Nurses truly are such an integral part of medicine. And stories like this one are an integral part of understanding who we are as a country — and what we still owe each other.
🕊️ The Real History Behind the Story
Take My Hand is loosely based on the real-life case of the Relf sisters sterilization case involving two young Black girls, Mary Alice and Minnie Lee Relf.

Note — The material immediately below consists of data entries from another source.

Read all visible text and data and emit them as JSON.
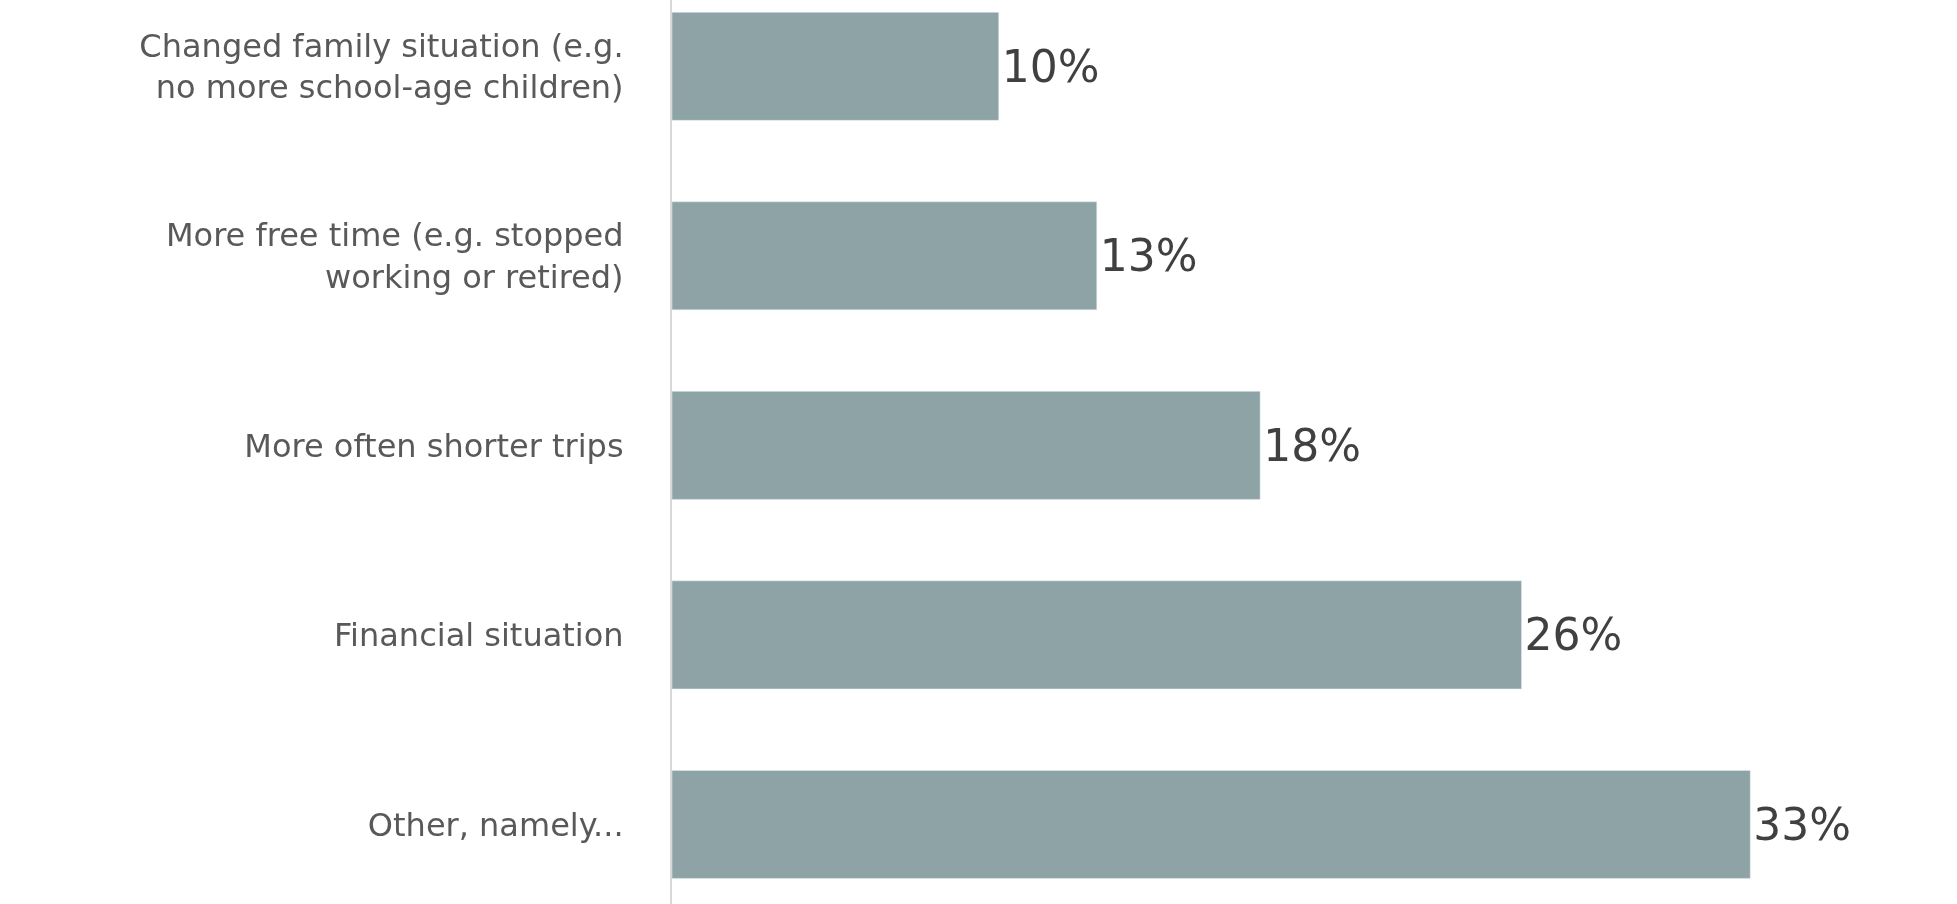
{
  "chart_data": {
    "type": "bar",
    "orientation": "horizontal",
    "categories": [
      "Changed family situation (e.g. no more school-age children)",
      "More free time (e.g. stopped working or retired)",
      "More often shorter trips",
      "Financial situation",
      "Other, namely..."
    ],
    "values": [
      10,
      13,
      18,
      26,
      33
    ],
    "value_labels": [
      "10%",
      "13%",
      "18%",
      "26%",
      "33%"
    ],
    "color": "#8da3a6"
  }
}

In 1973, these sisters—aged just 12 and 14—were forcibly sterilized without proper consent. Their case exposed a horrifying pattern of coerced sterilizations in the United States, particularly targeting poor Black women and girls. Many of these procedures were carried out under the guise of public health or welfare policy, often without patients’ understanding due to illiteracy or lack of informed consent.
This case led to a national outcry and eventually changes in federal guidelines around sterilization, including stricter consent requirements. However, the damage done to countless individuals and families cannot be undone.
The novel also resonates strongly in the context of ongoing debates about reproductive rights, including the landmark case of Roe v. Wade and its later reversal. The book raises difficult but necessary questions about bodily autonomy, medical ethics, and who gets to make decisions about people’s lives.